As frases de um poeta ressaltam a clareza preciosa da lápide manual. Talvez, a partir dessa provocação insistente, Vinícius de Moraes evidenciou pensamentos tão verdadeiros (expoentes) concordantes nas seguintes afirmativas: “A hora do sim é o descuido do não... Sei lá, Sei lá... A vida tem sempre razão.”

sábado, 15 de agosto de 2009

Pecado Original

Novos encontros acolhem o medo da estréia num tórrido desespero, entretanto, assim mesmo, se repercutem em outros braços. A pedra que havia no meio do caminho se esqueceu de ser lembrada à margem do compasso do criador. O devaneio é o intervalo entre o desejo e a loucura, no instante da troca, perfeita em sua intensidade.


Aquele território de segurança em que o passeio parecia lúdico vai deixar saudades. E já era. As pétalas de rosas chá fazem parte do feitiço impregnado pelo excesso de vontade. Um abscesso corrói o íntimo com a mesma certeza da água que em algum momento contorna o obstáculo. A vida segue seus rumos e desta maneira se aprende que não há tempo para ensaios. Talvez aí esteja a graça, que a espera não paga.


A fortaleza passou a ser um castelo de areia tão destrutível e frágil como um filhote só em seu ninho. Incólume dor da incerteza. É perene a perspectiva da eternidade. O fio da meada jamais existiu e, em caso de dúvida, favor procurar a agulha no palheiro. A tola voz do coração escancara a porta da rua em gritos públicos de destempero. A visita por que se esperava tem consulta marcada e deixa tão logo de ser a companhia com quem se poderia dividir um ideal.


Bisbilhotando o horizonte é possível vislumbrar a insubstituível missão do recomeço. A posse se transformou em lembrança. O vinho virou água num piscar de olhos. E o prato principal não deixou a desejar a qualquer das sete maravilhas. O tom de agora é de afirmação. E do desvelo dos erros, nas faltas de critério, na dispensa imotivada, no uso indevido das palavras, no contexto desapropriado onde tudo ficou imerso.

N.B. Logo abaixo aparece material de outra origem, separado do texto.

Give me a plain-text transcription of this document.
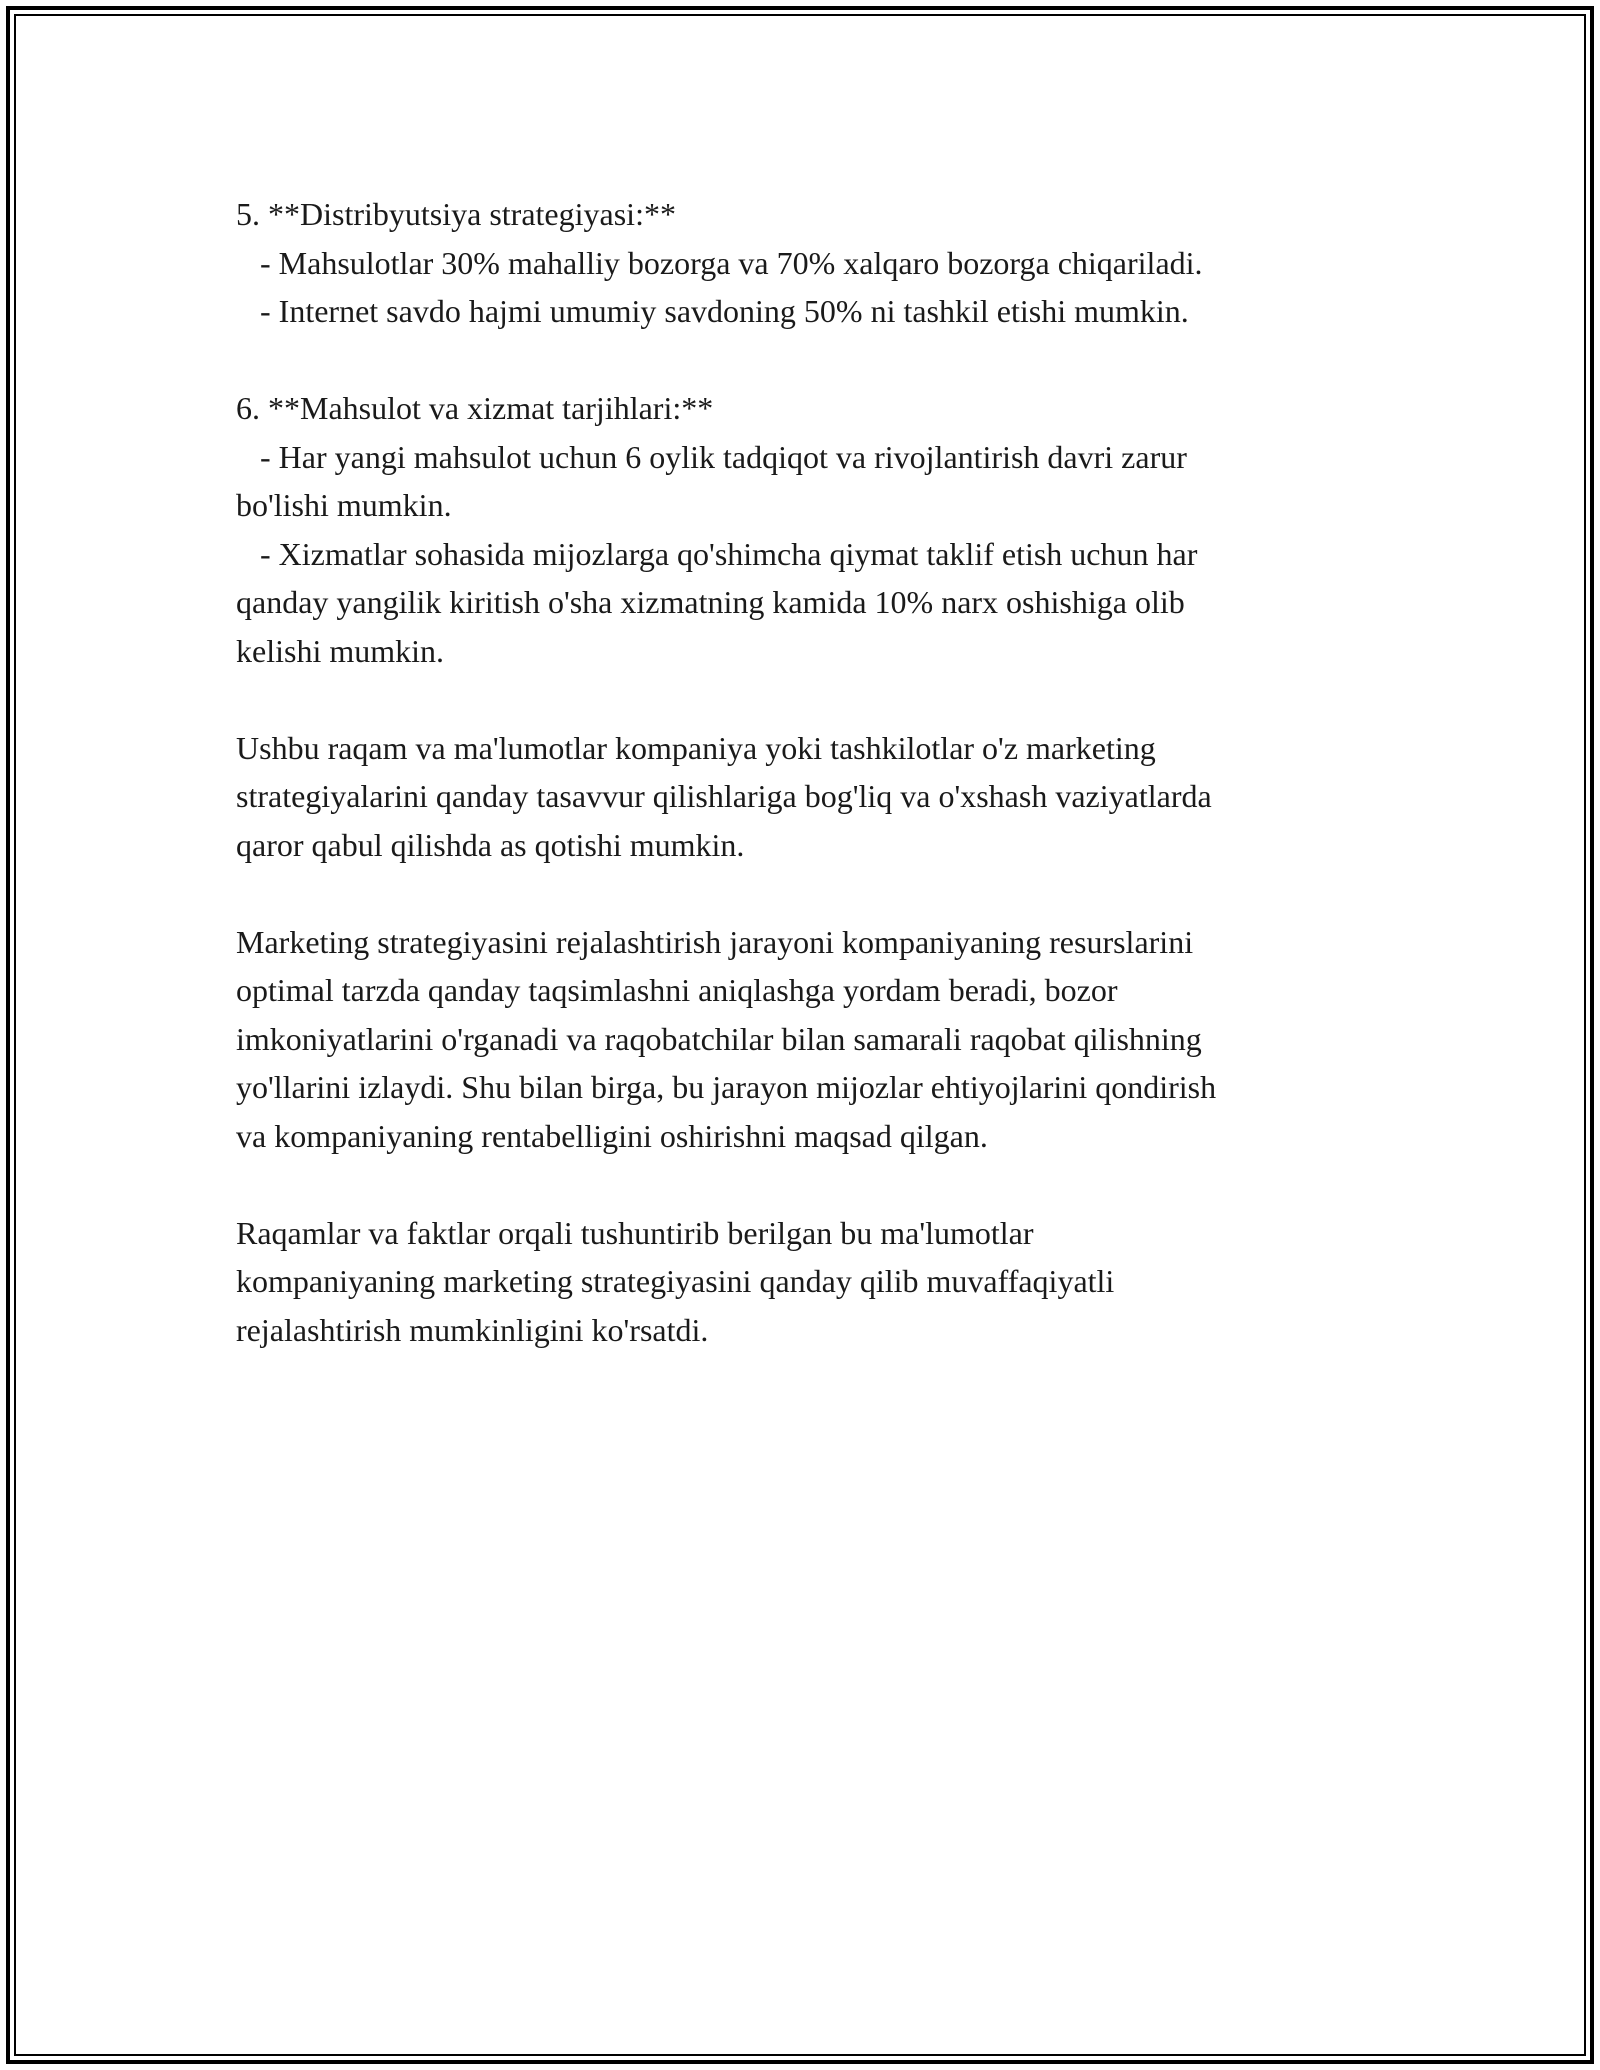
5. **Distribyutsiya strategiyasi:**

- Mahsulotlar 30% mahalliy bozorga va 70% xalqaro bozorga chiqariladi.

- Internet savdo hajmi umumiy savdoning 50% ni tashkil etishi mumkin.

6. **Mahsulot va xizmat tarjihlari:**

- Har yangi mahsulot uchun 6 oylik tadqiqot va rivojlantirish davri zarur

bo'lishi mumkin.

- Xizmatlar sohasida mijozlarga qo'shimcha qiymat taklif etish uchun har

qanday yangilik kiritish o'sha xizmatning kamida 10% narx oshishiga olib

kelishi mumkin.

Ushbu raqam va ma'lumotlar kompaniya yoki tashkilotlar o'z marketing

strategiyalarini qanday tasavvur qilishlariga bog'liq va o'xshash vaziyatlarda

qaror qabul qilishda as qotishi mumkin.

Marketing strategiyasini rejalashtirish jarayoni kompaniyaning resurslarini

optimal tarzda qanday taqsimlashni aniqlashga yordam beradi, bozor

imkoniyatlarini o'rganadi va raqobatchilar bilan samarali raqobat qilishning

yo'llarini izlaydi. Shu bilan birga, bu jarayon mijozlar ehtiyojlarini qondirish

va kompaniyaning rentabelligini oshirishni maqsad qilgan.

Raqamlar va faktlar orqali tushuntirib berilgan bu ma'lumotlar

kompaniyaning marketing strategiyasini qanday qilib muvaffaqiyatli

rejalashtirish mumkinligini ko'rsatdi.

Um abismo se firmou como monumento dos 40 anos passados. Oceano profundo de ilusões, das prisões imaginárias, do zelo desmedido, do amor sui generis, com a prova da fina mistura em que a vivência terminou num repente. O fim dos dias se consolida na cegueira que a ferida deixou, sem cicatrizes. Incontestável premissa da razão. Por mais que não fechemos os olhos para a bobina da realidade, os efeitos, em certo prazo, serão consumados.

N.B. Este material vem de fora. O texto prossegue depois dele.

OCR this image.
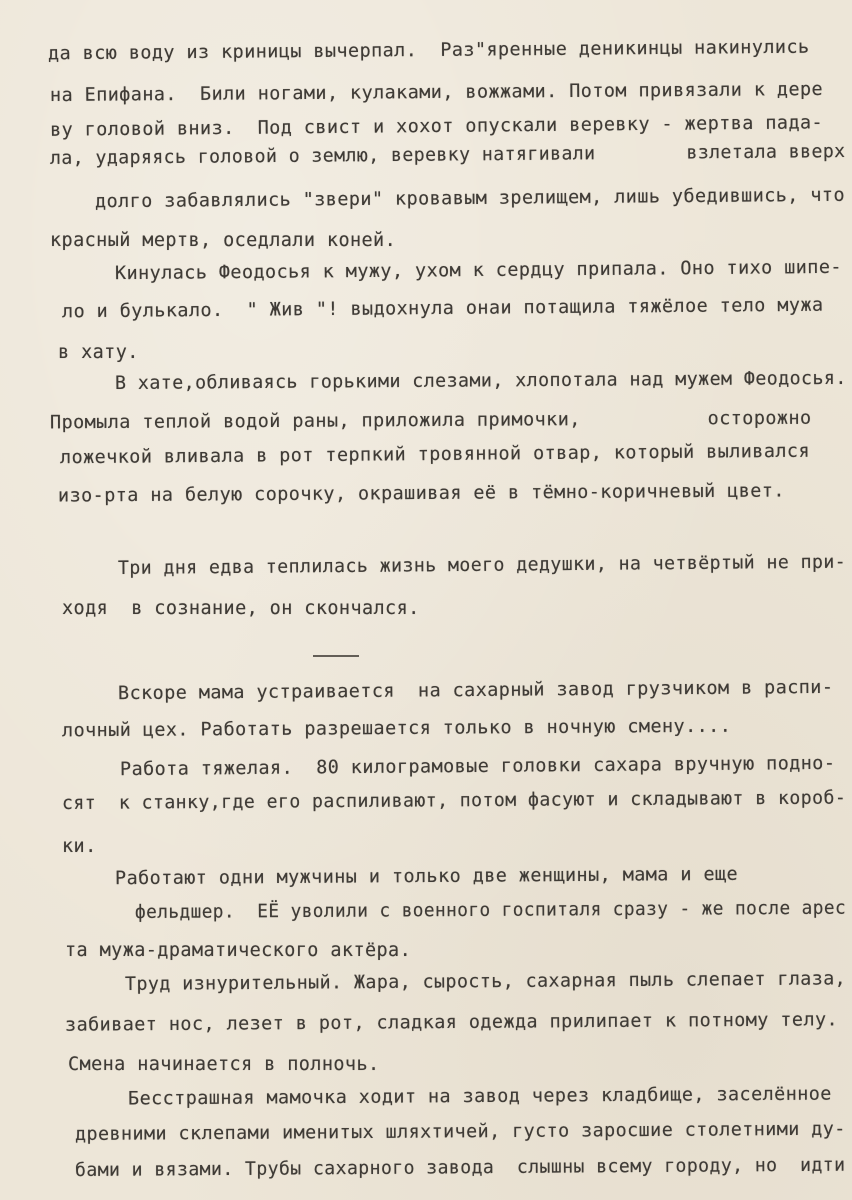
да всю воду из криницы вычерпал.  Раз"яренные деникинцы накинулись
на Епифана.  Били ногами, кулаками, вожжами. Потом привязали к дере
ву головой вниз.  Под свист и хохот опускали веревку - жертва пада-
ла, ударяясь головой о землю, веревку натягивали        взлетала вверх
долго забавлялись "звери" кровавым зрелищем, лишь убедившись, что
красный мертв, оседлали коней.
Кинулась Феодосья к мужу, ухом к сердцу припала. Оно тихо шипе-
ло и булькало.  " Жив "! выдохнула онаи потащила тяжёлое тело мужа
в хату.
В хате,обливаясь горькими слезами, хлопотала над мужем Феодосья.
Промыла теплой водой раны, приложила примочки,           осторожно
ложечкой вливала в рот терпкий тровянной отвар, который выливался
изо-рта на белую сорочку, окрашивая её в тёмно-коричневый цвет.
Три дня едва теплилась жизнь моего дедушки, на четвёртый не при-
ходя  в сознание, он скончался.
Вскоре мама устраивается  на сахарный завод грузчиком в распи-
лочный цех. Работать разрешается только в ночную смену....
Работа тяжелая.  80 килограмовые головки сахара вручную подно-
сят  к станку,где его распиливают, потом фасуют и складывают в короб-
ки.
Работают одни мужчины и только две женщины, мама и еще
фельдшер.  ЕЁ уволили с военного госпиталя сразу - же после арес
та мужа-драматического актёра.
Труд изнурительный. Жара, сырость, сахарная пыль слепает глаза,
забивает нос, лезет в рот, сладкая одежда прилипает к потному телу.
Смена начинается в полночь.
Бесстрашная мамочка ходит на завод через кладбище, заселённое
древними склепами именитых шляхтичей, густо заросшие столетними ду-
бами и вязами. Трубы сахарного завода  слышны всему городу, но  идти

Silvos intermitentes manifestam um solavanco no peito alado. Divagar pelos ares mais de nada adianta. Um pensamento revida a ação em sua conjectura própria. A entrega dispensa comentários, quando o descanso da mão companheira sobre o meu colo agasalha o coração como luva de pelica. E as emoções foram pinceladas a esmo por uma aquarela encantada, à beira de um ataque de nervos, dançantes no palco da paz.


Os segredos devem estar guardados a sete chaves, em páginas viradas, disfarçadas no sorriso desbotado de meias verdades. Descartados os valores mais puros que, ditos, propuseram uma falta descontente aos olhares concorrentes, indisponíveis ao crédito da procura incessante, o imediatismo recorrente ao conhecimento humano, complexo em cada destaque do pergaminho guardado debaixo do travesseiro e lido toda noite, em forma de delícia em uma prática com o caráter de compromisso com o âmago, na câmara indiscreta dos convivas.